One starts by declaring an object of type `KSP`; in PISM this is done in IceModel::createVecs().
Various options can be set by the program, but, if the program calls `KSPSetFromOptions()` 
before any linear systems are solved, which PISM does, then user options like 
`-ksp_type`, `-pc_type`, and `-ksp_rtol` can be read to control (respectively) 
which Krylov method is used, which preconditioner is used, and what relative 
tolerance will be used as the convergence criterion of the Krylov solver.  The default is
GMRES(30) with ILU preconditioning.

(As a general mechanism, PETSc has an options database which holds command line options.
All PISM options use this database.  See IceModel::setFromOptions().)

To solve the system, a matrix must be attached to the `KSP`.  The first time
`KSPSolve()` is called, the matrix will be factored by the preconditioner and reused
when the system is called for additional right hand sides.  In the case of PISM and the 
solution of the balance of momentum equations for the SSA, the matrix changes because the
equations are nonlinear (because the effective viscosity depends on the strain rates).

The default matrix format is similar to the *Matlab* `sparse` format.  Each processor
owns a range of rows.  Elements in matrices and vectors can be set using `MatSetValues()`
and `VecSetValues()`.  These routines use a "global" indexing which is not based on the regular
grid and stencil choices in the `DA`.  One can set any value on any processor but a lot of
message passing has to occur; fortunately PETSc manages that all.  Values are
cached until one calls `MatAssemblyBegin()` followed by `MatAssemblyEnd()` to
communicate the values.

### Additional PETSc utility functions

Quite ellaborate error tracing and performance monitoring is possible with PETSc.  All
functions return `PetscErrorCode` which should be checked by the macro `CHKERRQ()`.
Therefore runtime errors normally print sufficient traceback information.
If this information is not present (because the error did not get traced back), you 
may need to use a debugger which is accessible with the command line (PETSc) options 
`-start_in_debugger` and `-on_error_attach_debugger`.  Option `-log_summary`
is useful to get some diagnostics written to the terminal.

The `PetscViewer` interface allows PETSc objects to be displayed.
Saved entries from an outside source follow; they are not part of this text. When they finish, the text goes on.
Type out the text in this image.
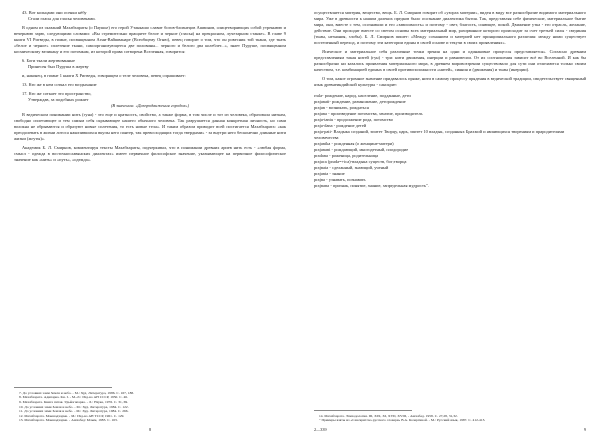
43. Вот кольцами они осенки нёбу

Стали гласы для гласья человеками.

В одном из сказаний Махабхараты (о Паушье) его герой Утанкашо славит богов-близнецов Ашвинов, олицетворяющих собой утреннюю и вечернюю зарю, следующими словами: «Вы стремительно вращаете белое и черное (гласья) на прекрасном, лучезарном станке». В главе 9 книги VI Ригведы, в гимне, посвященном Агни-Вайшванаре (Всеобщему Огню), певец говорит о том, что он ровесник той ткани, где ткать «белое и черное» сплетение ткани, самоорганизующееся две половины... черного и белого два колеблет...», знает Пуруше, посвященном космическому великану и его потомкам, из которой права сотворена Вселенная, говорится:

6. Боги ткали жертвованные

Принесен был Пуруша в жертву

и, наконец, в гимне 1 книги X Ригведы, говорящем о теле человека, певец спрашивает:

13. Кто же в нем соткал его воздыхание

17. Кто же соткает это пространство,

Утверждав, за подобных рожает

(В значении: «Дазпродвижения городов»)

В ведическом понимании нить (гуна) - это еще и кратность, свойство, а также форма, в том числе и тот из человека, образовала ниткам, свободно оплетающее и тем самым себя скрывающее нашего обычного человека. Так разрушается данная конкретная личность, но сами волокна не обрываются и образуют новые сплетения, то есть новые тела». И таким образом приводит всей постигается Махабхарата: «как преодолевать в жизни лотоса накопившихся вкупы него пантер, так превосходящих тогда твердыми» - за внутри него бесконечно длинные нити жизни (жгуты)».

Академик Б. Л. Смирнов, комментируя тексты Махабхараты, подчеркивал, что в понимании древних ариев нить есть - «любая форма, смысл - одежда в восточнославянских диалектах» имеет первичное философское значение, указывающее на первичное философическое значение как «нить» и «путь», «одежда».

7. До условиях зами Земля и небо. - М.: Худ. Литература, 1986. С. 167, 188.

8. Махабхарата. Адипарва. Кн. I. - М.-Л.: Изд-во АН СССР, 1950. С. 46.

9. Махабхарата. Книга пятая. Удьйогапарва. - Л.: Наука, 1976. С. 31, 69.

10. До условиях зами Земля и небо. - М.: Худ. Литература, 1984. С. 122.

11. До условиях зами Земля и небо. - М.: Худ. Литература, 1984. С. 266.

12. Махабхарата. Мокшадхарма. - М.: Изд-во АН ТССР, 1961. С. 129.

13. Махабхарата. Мокшадхарма. - Ашхабад: Ылым, 1983. С. 163.

8

осуществляется материя, вещество, вещь. Б. Л. Смирнов говорит об «узорах материи», виден в виду все разнообразие видимого материального мира. Уже в древности к нашим далеких предков было осознание диалектика бытия. Так, представляя себе физические, материальное бытие мира, они, вместе с тем, осознавали и его «зависимость» и поэтому - свет, благость, сияющее, покой. Движение утка - его отрасль, желание, действие. Они проходят вместе со светом основы всех материальный мир, разорванное которого происходит за счет третьей силы - свединия (тьмы, незнания, злобы). Б. Л. Смирнов пишет: «Между сознанием и материей нет принципиального различия: между ними существует постепенный переход, и поэтому эти категории едины в своей основе и текучи в своих проявлениях».

Ясическое и материальное себя различные точки зрения на одни и одинаковые процессы представляется». Согласно древним представлениям такая нитей (гун) - три: нити движения, инерции и равновесии. От их соотношения зависит всё во Вселенной. И как бы разнообразно ни казались проявления материального мира, в древнем мировоззрении существовало для сути они отличаются только своим качеством, т.е. комбинацией единых в своей противоположности «нитей», сияния и (движения) и тьмы (инерции).

О том, какое огромное значение придавалось пряже, нити в самому процессу прядения в ведической традиции, свидетельствует священный язык древнеиндийской культуры - санскрит:

rrala- рождение, народ, население, подданные, дети

prajanati- рождение, размножение, деторождение

prajan - возникать, рождаться

prajana - произведение потомства, зачатие, производитель

praja-tantu - продолжение рода, потомство

praja-dana - рождение детей

praja-pati- Владыка созданий, эпитет Творцу, царь, эпитет 10 владык, созданных Брахмой и являющихся творениям и прародителями человечества

prajanika - рожденная (о женщине-матери)

prajanani - рождающий, многодетный, плодородие

pradana - роженица, родительница

prajaca (prada=+ica)-владыка существ, бог;творца

prajnata - сделанный, знающий, ученый

prajanta - знание

prajna - узнавать, познавать

prajnana - признак, понятие, знание, запредельная мудрость".

14. Махабхарата. Эпизодология. III, XIX, XI, XVII, XVIII, - Ашхабад. 1958. С. 27,28, 31,32.

" Примеры взяты из «Санскритско-русского словаря» В.А. Кочергиной. - М.: Русский язык, 1987. С. 412-413.

2—339	9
One
can "view" a `Vec` to a graphical (X) window, but the "view" can be
saving the `Vec` to a binary file on disk, in plain text to the
terminal (standard out), or even by sending to a running instance of
*Matlab.* In PISM the X views are available using the `-view_map`
option. See the "User's Manual". When viewing `Vec` s graphically in
multiprocessor jobs, the display may have to be set on the command
line, for instance as `-display :0` or similar; this must be given as
the final option. For example,

    mpiexec -n 2 pisms -view_map thk -display :0

allows a two processor run to view the ice thickness.